Это платье Ив Сен-Лоран кроил прямо на ней в гостиной его дома моделей на улице Марсо, 5. Сначала она ждала… В полутьме гостиной угадывался силуэт мужчины: невысокого роста, незаметный костюм, брюки подчеркивают лепку ног, сужаясь на щиколотках, молния на ширинке готова лопнуть – он ждет, положив одну руку тыльной стороной на бедро, в другой он держит очки за дужку. Кто это? Директор? Управляющий? Президент? Надзиратель? Главный врач? Серый кардинал? Суперинтендант? Любовник? Главный камергер? Он наблюдает, он все замечает, даже если ничего не происходит. Однако всегда что-нибудь происходит! На ковре оказывается пыль, подушка забыта на сиденье, шарф так еще и не готов, бузит Властелин, страдающий врожденной депрессией. Полутьма почти скрывает этого человека. Появляется Сен-Лоран в белой блузе: он ходит, чуть припадая на одну ногу, резким движением подтягивая к себе другую – такая походка была у пятидесятилетней Марлен Дитрих; облик его отмечен печатью прусской элегантности –
На ней только колготки. С помощью сантиметра он отмечает прямо на ее теле множество точек, гораздо больше, чем при обычном крое, почти столько же, сколько на муляже для обучения акупунктуре, и неожиданно она начинает ощущать ценность каждой своей клеточки. Он снимает мерку: расстояние между лопатками, обхват коленей и прочие загадочные названия. Одна из трех дам молча записывает все в блокнот. На мгновение она вспоминает, как Энди Уорхол изобразил бульдога Ива. Портрет был выполнен в четырех версиях: на каждой разными цветами – зеленым, синим, красным, желтым – были обведены нос, пасть, глаза, стоячие уши. Где она видела этого четырехромного зверя – в «Штерне» или в «Воге»? А может бить, в парижском великосветском журнале? Она не брезгует таким чтивом.

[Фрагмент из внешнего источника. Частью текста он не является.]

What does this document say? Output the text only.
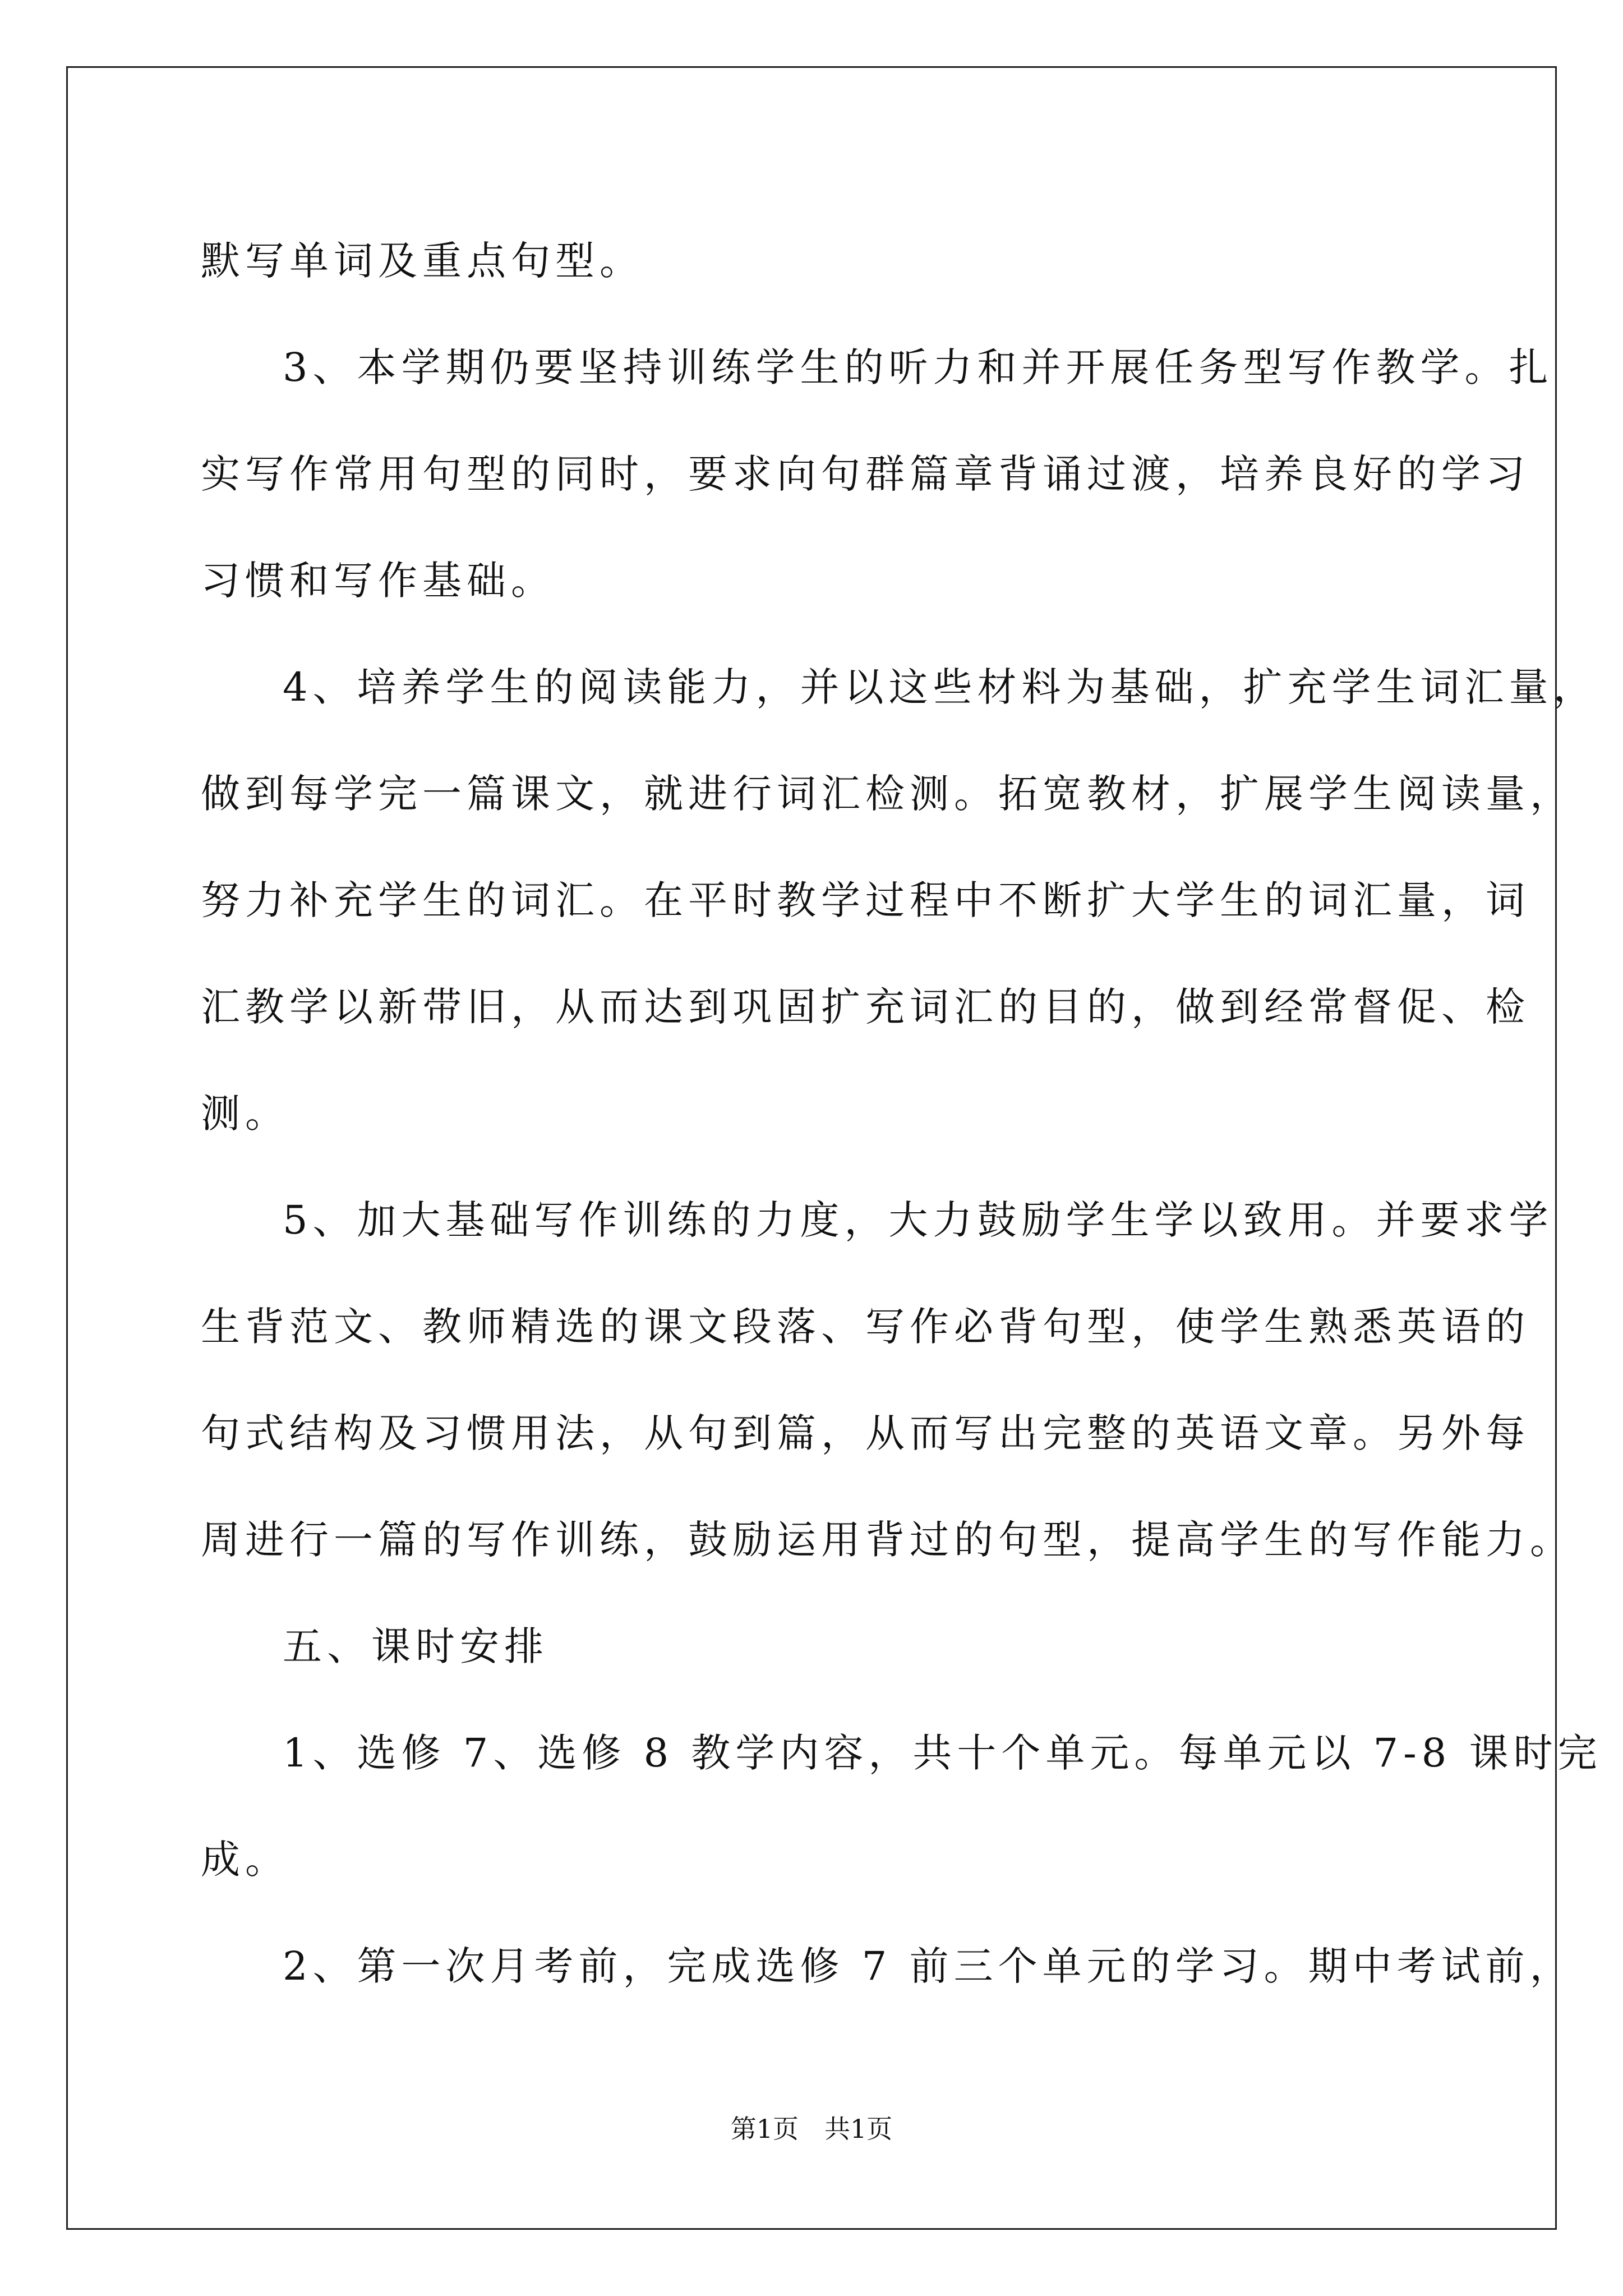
默写单词及重点句型。
3、本学期仍要坚持训练学生的听力和并开展任务型写作教学。扎
实写作常用句型的同时，要求向句群篇章背诵过渡，培养良好的学习
习惯和写作基础。
4、培养学生的阅读能力，并以这些材料为基础，扩充学生词汇量，
做到每学完一篇课文，就进行词汇检测。拓宽教材，扩展学生阅读量，
努力补充学生的词汇。在平时教学过程中不断扩大学生的词汇量，词
汇教学以新带旧，从而达到巩固扩充词汇的目的，做到经常督促、检
测。
5、加大基础写作训练的力度，大力鼓励学生学以致用。并要求学
生背范文、教师精选的课文段落、写作必背句型，使学生熟悉英语的
句式结构及习惯用法，从句到篇，从而写出完整的英语文章。另外每
周进行一篇的写作训练，鼓励运用背过的句型，提高学生的写作能力。
五、课时安排
1、选修 7、选修 8 教学内容，共十个单元。每单元以 7-8 课时完
成。
2、第一次月考前，完成选修 7 前三个单元的学习。期中考试前，
第1页　共1页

Подходят ассистентки, держа на вытянутых руках тяжелую штуку ткани, Ив отматывает несколько метров шелка и набрасывает на плечо Ингрид. Ассистентки, эти придворные дамы, то отступают, то приближаются, производя иногда переходы по диагонали, как шахматные фигуры, которые ходят на одну, две, три клетки. Ив складывает материал вдвое, и пошло-поехало: он начал кроить. Придворные дамы, которые стоят на расстоянии, не отрывают взгляда от серебряных ножниц. Ножницы то исчезают в черном шелке, то появляются на поверхности, в том, как кроит этот человек, есть что-то от иконоборчества: брутальность и сластолюбие. Щелкают ножницы, шуршит, струясь, шелк. Она стоит на месте: взгляд устремлен куда-то вперед, грудь обнажена, на плечи наброшен черный шелк, который он придерживает левой рукой у нее на спине.